~What Is An Exponent?
An exponent is how much times a number is being multiplied by itself. In other words how many copies of itself it’s making. For example if a have a number like 2 to the power of 3, in this case the 2 is being copied 3 times. This is equal to 8. Another example of an exponent is a power. A power is basically what an exponent is but using a fancier word. I will get into more of what you can do with an exponent and just how important they are in math.
~What Is The Difference Between Evaluating and Simplifying?
The difference of evaluating and simplifying is quite simple. Evaluating means actually doing the equation and figuring out what for example 5 to the power of 2. Simplifying is subtracting exponents using three laws. The first one is the multiplication law, then the division law and lastly the power law. For example if I have 5 to the power of 6 multiplied by 5 to the power of 3 in this case we add the exponents so the answer would be 5 to the power of 9. Another example is using the division law which is subtraction. If we have 4 to the power of 7 subtracted by 4 to the power of 5 since we only subtract the exponents the answer becomes 4 to the power of 2. I will explain each of these laws more thoroughly and how they work.
~Multiplication Law and How It Works
What is the multiplication law? The multiplication law is where if you have two numbers that have the same base and is a multiplication question, you can leave the bases the way they are and add the exponents. For example, if I have 6 to the power of 2 multiplied by 6 to the power of 8, since the bases are the same we are able to add the exponents so therefore the answer is 6 to the power of 10. Well what if we have a negative base multiplied by a negative base? That’s a good question what happens is for example if we have (-6) to the power of 3 multiplied by (-6) to the power of 2 as I said before the bases aren’t the things that are changing its the exponents. Since we know that we add the exponents the answer becomes (-6) to the power of 5. That’s how the multiplication law works with both positive and negative numbers.

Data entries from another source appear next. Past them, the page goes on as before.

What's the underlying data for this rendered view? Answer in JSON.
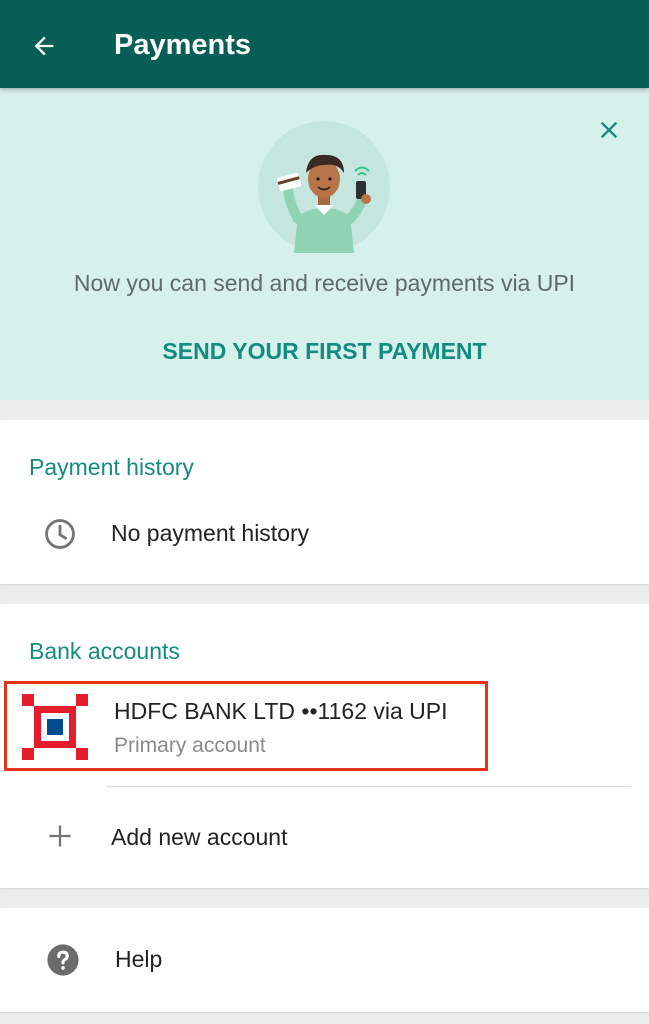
{
  "appbar": {
    "title": "Payments",
    "color": "#075e54"
  },
  "banner": {
    "message": "Now you can send and receive payments via UPI",
    "cta_label": "SEND YOUR FIRST PAYMENT",
    "background": "#d6f0eb",
    "accent": "#128c7e"
  },
  "payment_history": {
    "title": "Payment history",
    "empty_text": "No payment history",
    "icon": "clock-icon"
  },
  "bank_accounts": {
    "title": "Bank accounts",
    "accounts": [
      {
        "name": "HDFC BANK LTD ••1162 via UPI",
        "subtitle": "Primary account",
        "icon": "hdfc-bank-logo"
      }
    ],
    "add_label": "Add new account",
    "add_icon": "plus-icon"
  },
  "help": {
    "label": "Help",
    "icon": "help-icon"
  }
}
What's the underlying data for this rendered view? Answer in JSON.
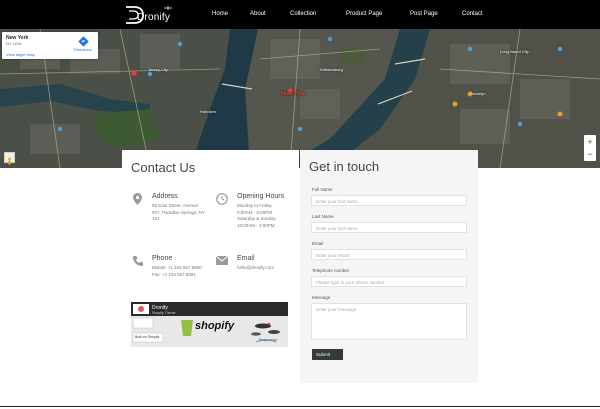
{
  "header": {
    "logo_text": "Dronify",
    "nav": [
      {
        "label": "Home"
      },
      {
        "label": "About"
      },
      {
        "label": "Collection"
      },
      {
        "label": "Product Page"
      },
      {
        "label": "Post Page"
      },
      {
        "label": "Contact"
      }
    ]
  },
  "map": {
    "card": {
      "place": "New York",
      "region": "NY, USA",
      "link": "View larger map",
      "directions": "Directions"
    },
    "red_label": "New York",
    "labels": [
      "Jersey City",
      "Williamsburg",
      "Hoboken",
      "Brooklyn",
      "Long Island City"
    ],
    "zoom_in": "+",
    "zoom_out": "−"
  },
  "contact": {
    "title": "Contact Us",
    "address": {
      "heading": "Address",
      "text": "55 East Street, Avenue #07, Paradise Springs, NY 101"
    },
    "hours": {
      "heading": "Opening Hours",
      "text": "Monday to Friday 9:00AM - 6:00PM Saturday & Sunday 10:00AM - 3:00PM"
    },
    "phone": {
      "heading": "Phone",
      "text": "Mobile: +1 234 567 8890 Fax: +1 234 567 8891"
    },
    "email": {
      "heading": "Email",
      "text": "hello@dronify.com"
    },
    "banner": {
      "brand": "Dronify",
      "sub": "Shopify Theme",
      "shopify": "shopify",
      "badge": "Built on Shopify",
      "tag": "Responsive"
    }
  },
  "form": {
    "title": "Get in touch",
    "fields": [
      {
        "label": "Full Name",
        "placeholder": "Enter your first name"
      },
      {
        "label": "Last Name",
        "placeholder": "Enter your last name"
      },
      {
        "label": "Email",
        "placeholder": "Enter your email"
      },
      {
        "label": "Telephone number",
        "placeholder": "Please type in your phone number"
      }
    ],
    "message_label": "Message",
    "message_placeholder": "Enter your message",
    "submit": "Submit"
  }
}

~Division Law and How It Works
What is the division law? The division law is the same concept as the multiplication law but instead of adding the exponents, you subtract them. For example if we have 4 to the power of 6 divided by 4 to the power or 3 we subtract the exponents and up with 4 to the power of 3. What is it’s a negative? Just like the multiplication law the bases aren’t the things that are changing but its the exponents that are. So if we have (-5) to the power of 7 divided by (-5) to the power of 5 we subtract 7 from 5 and you get (-5) to the power of 2. Oh wait we forgot something, since the exponent is even the base becomes positive therefore our new and final answer is 5 to the power of 2. The picture on the very left is an example of the first example I mentioned and since 4 divided by 4 is one we are doing it 3 times and we are left with three four’s left over. Therefore our answer is 4 to the power of 3. Just like the picture on the left, the picture on the right is using the same example but only negatives and it also shows that when you have a even exponent with a negative base it becomes a positive base. That’s how the division law works.

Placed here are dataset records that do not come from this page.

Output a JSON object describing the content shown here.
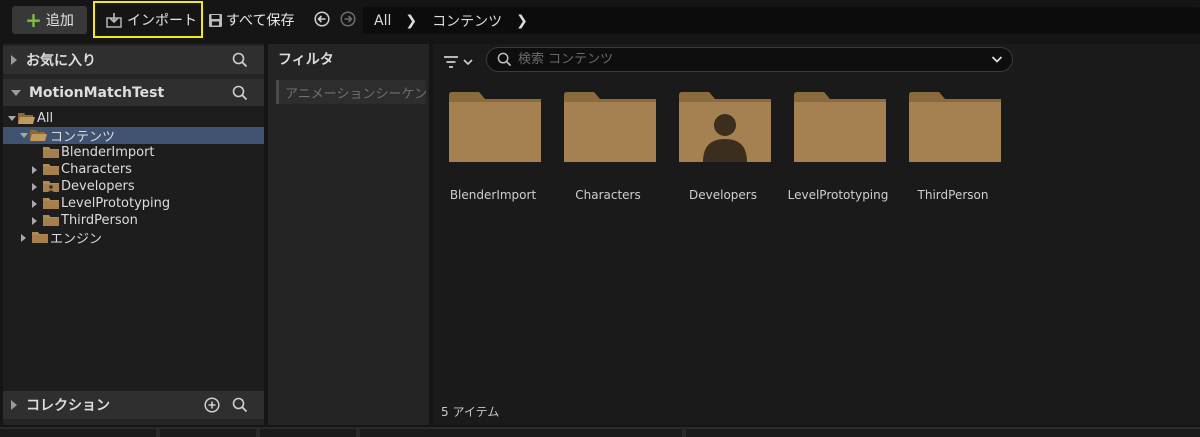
{
  "toolbar": {
    "add_label": "追加",
    "import_label": "インポート",
    "save_all_label": "すべて保存"
  },
  "path": {
    "root": "All",
    "current": "コンテンツ"
  },
  "sidebar": {
    "favorites_title": "お気に入り",
    "project_title": "MotionMatchTest",
    "collections_title": "コレクション",
    "tree": [
      {
        "label": "All"
      },
      {
        "label": "コンテンツ"
      },
      {
        "label": "BlenderImport"
      },
      {
        "label": "Characters"
      },
      {
        "label": "Developers"
      },
      {
        "label": "LevelPrototyping"
      },
      {
        "label": "ThirdPerson"
      },
      {
        "label": "エンジン"
      }
    ]
  },
  "filters": {
    "title": "フィルタ",
    "items": [
      "アニメーションシーケンス"
    ]
  },
  "search": {
    "placeholder": "検索 コンテンツ"
  },
  "content": {
    "folders": [
      {
        "label": "BlenderImport",
        "icon": "folder-icon"
      },
      {
        "label": "Characters",
        "icon": "folder-icon"
      },
      {
        "label": "Developers",
        "icon": "developer-folder-icon"
      },
      {
        "label": "LevelPrototyping",
        "icon": "folder-icon"
      },
      {
        "label": "ThirdPerson",
        "icon": "folder-icon"
      }
    ],
    "item_count": "5 アイテム"
  },
  "colors": {
    "accent_highlight": "#f0ea1a",
    "add_plus": "#7cc043",
    "selection": "#3f5270",
    "folder": "#9c7a48"
  }
}
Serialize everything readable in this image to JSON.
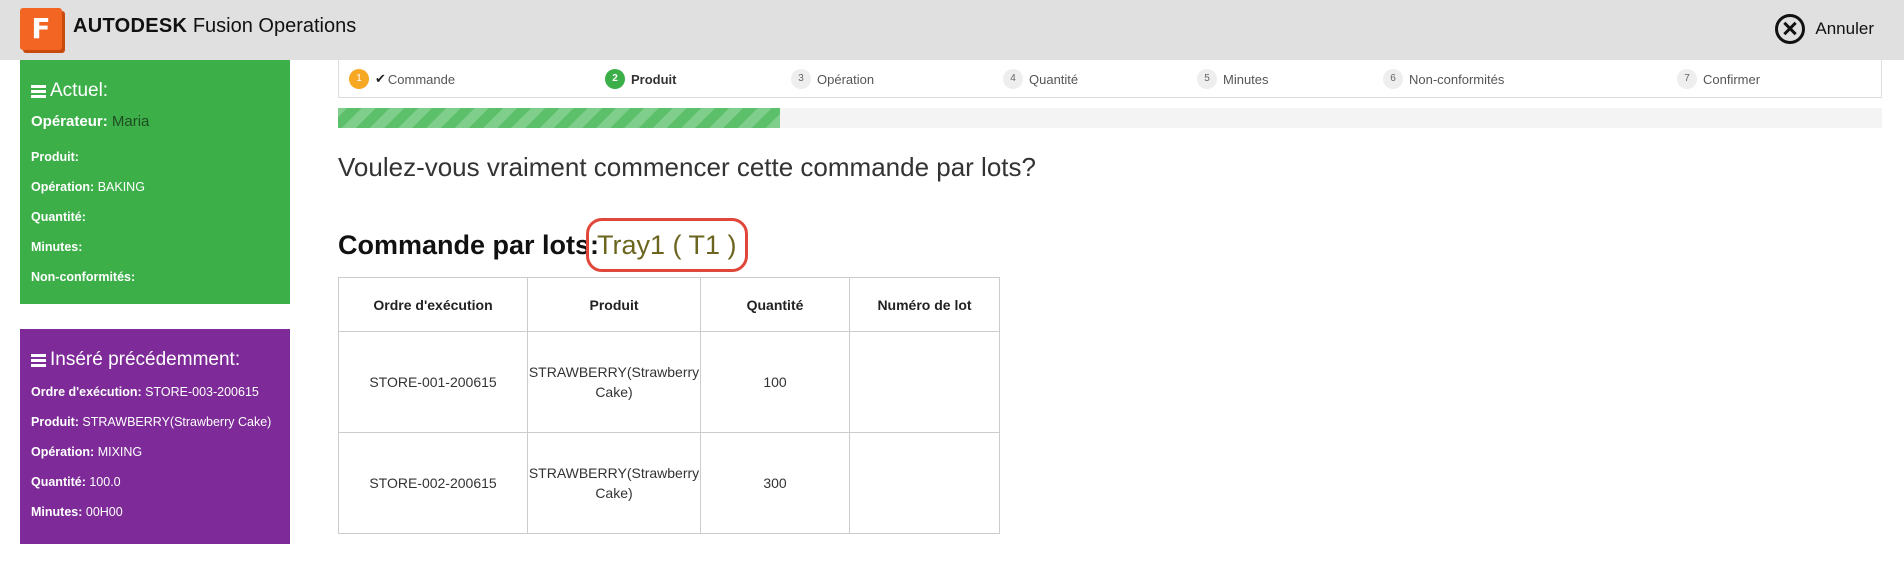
{
  "header": {
    "logo_letter": "F",
    "brand_bold": "AUTODESK",
    "brand_rest": " Fusion Operations",
    "cancel_label": "Annuler"
  },
  "current": {
    "title": "Actuel:",
    "operator_label": "Opérateur:",
    "operator_value": "Maria",
    "rows": [
      {
        "label": "Produit:",
        "value": ""
      },
      {
        "label": "Opération:",
        "value": "BAKING"
      },
      {
        "label": "Quantité:",
        "value": ""
      },
      {
        "label": "Minutes:",
        "value": ""
      },
      {
        "label": "Non-conformités:",
        "value": ""
      }
    ]
  },
  "previous": {
    "title": "Inséré précédemment:",
    "rows": [
      {
        "label": "Ordre d'exécution:",
        "value": "STORE-003-200615"
      },
      {
        "label": "Produit:",
        "value": "STRAWBERRY(Strawberry Cake)"
      },
      {
        "label": "Opération:",
        "value": "MIXING"
      },
      {
        "label": "Quantité:",
        "value": "100.0"
      },
      {
        "label": "Minutes:",
        "value": "00H00"
      }
    ]
  },
  "steps": [
    {
      "num": "1",
      "label": "Commande",
      "state": "done",
      "check": "✔"
    },
    {
      "num": "2",
      "label": "Produit",
      "state": "active"
    },
    {
      "num": "3",
      "label": "Opération",
      "state": "todo"
    },
    {
      "num": "4",
      "label": "Quantité",
      "state": "todo"
    },
    {
      "num": "5",
      "label": "Minutes",
      "state": "todo"
    },
    {
      "num": "6",
      "label": "Non-conformités",
      "state": "todo"
    },
    {
      "num": "7",
      "label": "Confirmer",
      "state": "todo"
    }
  ],
  "progress_fraction": 0.286,
  "colors": {
    "current_panel": "#3daf49",
    "previous_panel": "#7e2a98",
    "accent_orange": "#f26522",
    "highlight_red": "#e0473a"
  },
  "main": {
    "question": "Voulez-vous vraiment commencer cette commande par lots?",
    "lot_label": "Commande par lots:",
    "lot_value": "Tray1 ( T1 )"
  },
  "table": {
    "headers": [
      "Ordre d'exécution",
      "Produit",
      "Quantité",
      "Numéro de lot"
    ],
    "rows": [
      [
        "STORE-001-200615",
        "STRAWBERRY(Strawberry Cake)",
        "100",
        ""
      ],
      [
        "STORE-002-200615",
        "STRAWBERRY(Strawberry Cake)",
        "300",
        ""
      ]
    ]
  }
}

~The Power Law and How It Works
Out of the three laws this law uses 2 exponents and brackets in an equation. For example if we have (2 to the power of 3) and outside of the bracket we a have a 2 that’s an example of a power multiplied by a power or the power law. So in this case we leave the base and multiply the exponents. Therefore the answer is 2 to the power of 6. What if the base is negative? The thing about these three laws is that they are connected in at least one or two ways and this is where it connects. YOU NEVER CHANGE THE BASE ONLY THE EXPONENTS. So if we have (-2 to the power of 3) and a 2 outside the answer is (-2) to the power of 6. Again it has an even exponent so our final answer is 2 to the power of 6.

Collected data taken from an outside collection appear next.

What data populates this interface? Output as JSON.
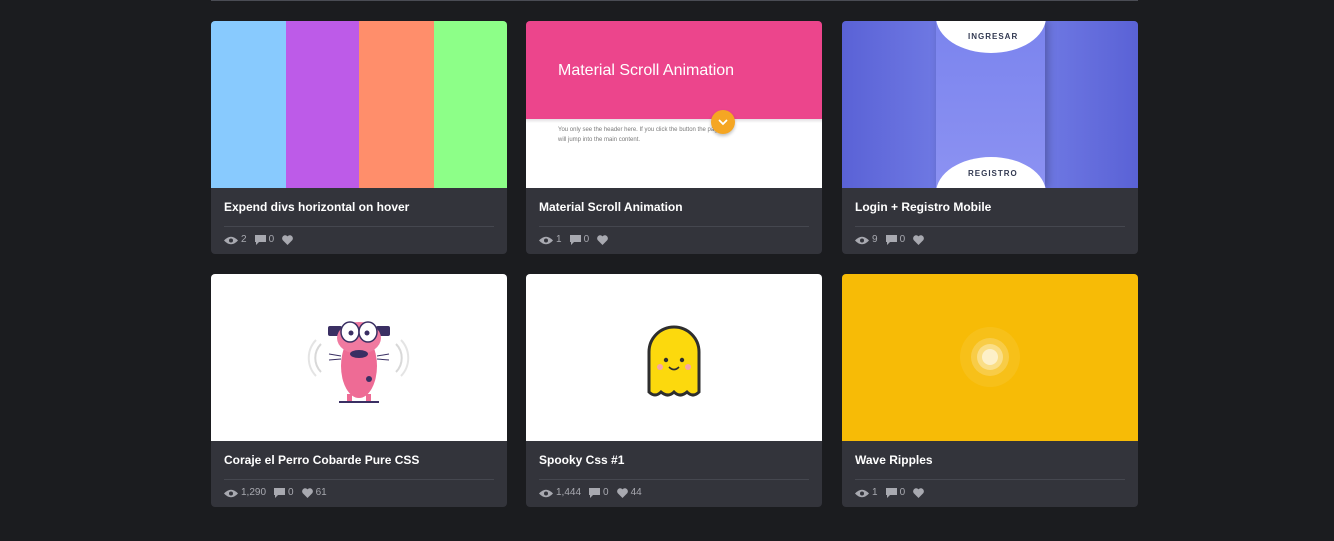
{
  "cards": [
    {
      "title": "Expend divs horizontal on hover",
      "views": "2",
      "comments": "0",
      "likes": ""
    },
    {
      "title": "Material Scroll Animation",
      "views": "1",
      "comments": "0",
      "likes": "",
      "preview": {
        "heading": "Material Scroll Animation",
        "body": "You only see the header here. If you click the button the page will jump into the main content."
      }
    },
    {
      "title": "Login + Registro Mobile",
      "views": "9",
      "comments": "0",
      "likes": "",
      "preview": {
        "top_label": "INGRESAR",
        "bottom_label": "REGISTRO"
      }
    },
    {
      "title": "Coraje el Perro Cobarde Pure CSS",
      "views": "1,290",
      "comments": "0",
      "likes": "61"
    },
    {
      "title": "Spooky Css #1",
      "views": "1,444",
      "comments": "0",
      "likes": "44"
    },
    {
      "title": "Wave Ripples",
      "views": "1",
      "comments": "0",
      "likes": ""
    }
  ],
  "stat_icons": [
    "eye-icon",
    "comment-icon",
    "heart-icon"
  ],
  "colors": {
    "page_bg": "#1b1c1f",
    "card_bg": "#33343b",
    "stripes": [
      "#88cafe",
      "#bd5be8",
      "#ff8e6b",
      "#8dff88"
    ],
    "material_pink": "#ec458c",
    "material_fab": "#f5a623",
    "login_blue": "#5a62d6",
    "ripple_yellow": "#f7bb06"
  }
}
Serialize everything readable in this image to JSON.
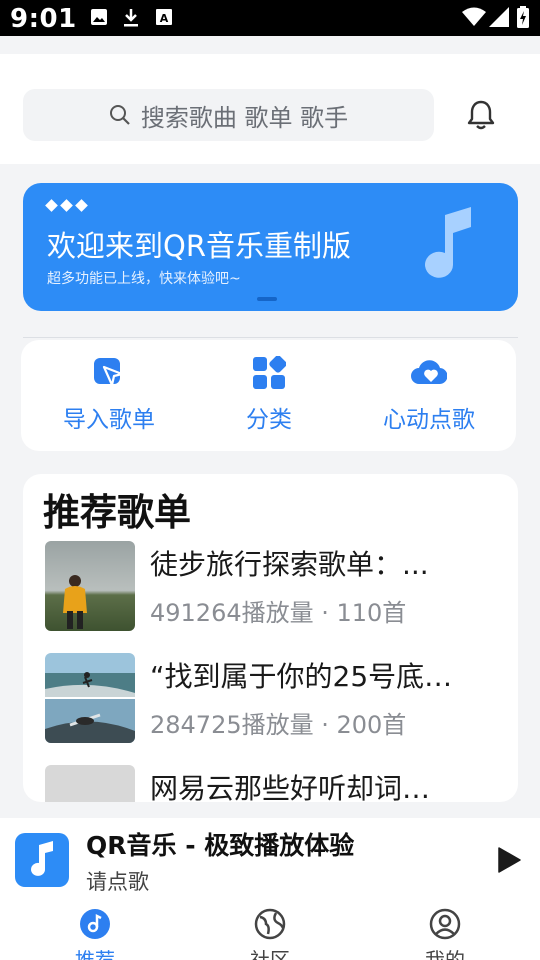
{
  "status_bar": {
    "time": "9:01",
    "icons": [
      "image-icon",
      "download-icon",
      "font-icon",
      "wifi-icon",
      "signal-icon",
      "battery-charging-icon"
    ]
  },
  "search": {
    "placeholder": "搜索歌曲 歌单 歌手"
  },
  "banner": {
    "title": "欢迎来到QR音乐重制版",
    "subtitle": "超多功能已上线，快来体验吧~",
    "color": "#2d8cf6"
  },
  "shortcuts": [
    {
      "label": "导入歌单",
      "icon": "import-cursor-icon"
    },
    {
      "label": "分类",
      "icon": "category-grid-icon"
    },
    {
      "label": "心动点歌",
      "icon": "heart-cloud-icon"
    }
  ],
  "recommend": {
    "title": "推荐歌单",
    "items": [
      {
        "name": "徒步旅行探索歌单：...",
        "meta": "491264播放量 · 110首"
      },
      {
        "name": "“找到属于你的25号底…",
        "meta": "284725播放量 · 200首"
      },
      {
        "name": "网易云那些好听却词…",
        "meta": ""
      }
    ]
  },
  "player": {
    "title": "QR音乐 - 极致播放体验",
    "subtitle": "请点歌"
  },
  "nav": [
    {
      "label": "推荐",
      "icon": "music-disc-icon",
      "active": true
    },
    {
      "label": "社区",
      "icon": "globe-icon",
      "active": false
    },
    {
      "label": "我的",
      "icon": "user-icon",
      "active": false
    }
  ],
  "colors": {
    "accent": "#2d7ff0",
    "banner": "#2d8cf6",
    "background": "#f3f4f6"
  }
}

~Applications of Exponents
An application of exponents is Pythagoras. Pythagoras is a squared multiplied by b squared equals c squared. For example if we have a question with a right triangle like the one below that says 5 one side and 7 on the bottom side and c on the longest side, we know that this is a pythagoras question. We can immediately identify the hypotenuse is the because it’s the longest side of the triangle. Our first step is to square the 5 and 7 so we end up getting 25 and 49. Now the second step is to add the two so we get 74. Now we have our C. There is one more step. We have to find the square root of 74. In this case it’s 8.6 and that’s our final answer. That’s an application of exponents.
~One More Thing I Learned About Exponents
One more thing I learned about exponents is that there is a thing called a coefficient. A coefficient is basically an invisible 1 when a whole number is by itself because it doesn’t matter so you leave a whole number as is but there always is one. When working with exponents it’s very important because when you are simplifying equations and there is just a whole number, there is actually an invisible 1 that you have to add as well so it’s really important to keep coefficients in mind. This also applies when an exponent is a 0. For example if we have 2 to the power of 0 since anything multiplied by 0 becomes 0, in this case there is a coefficient so it becomes 1. This is very important so I am happy that I was able to learn what a coefficient was.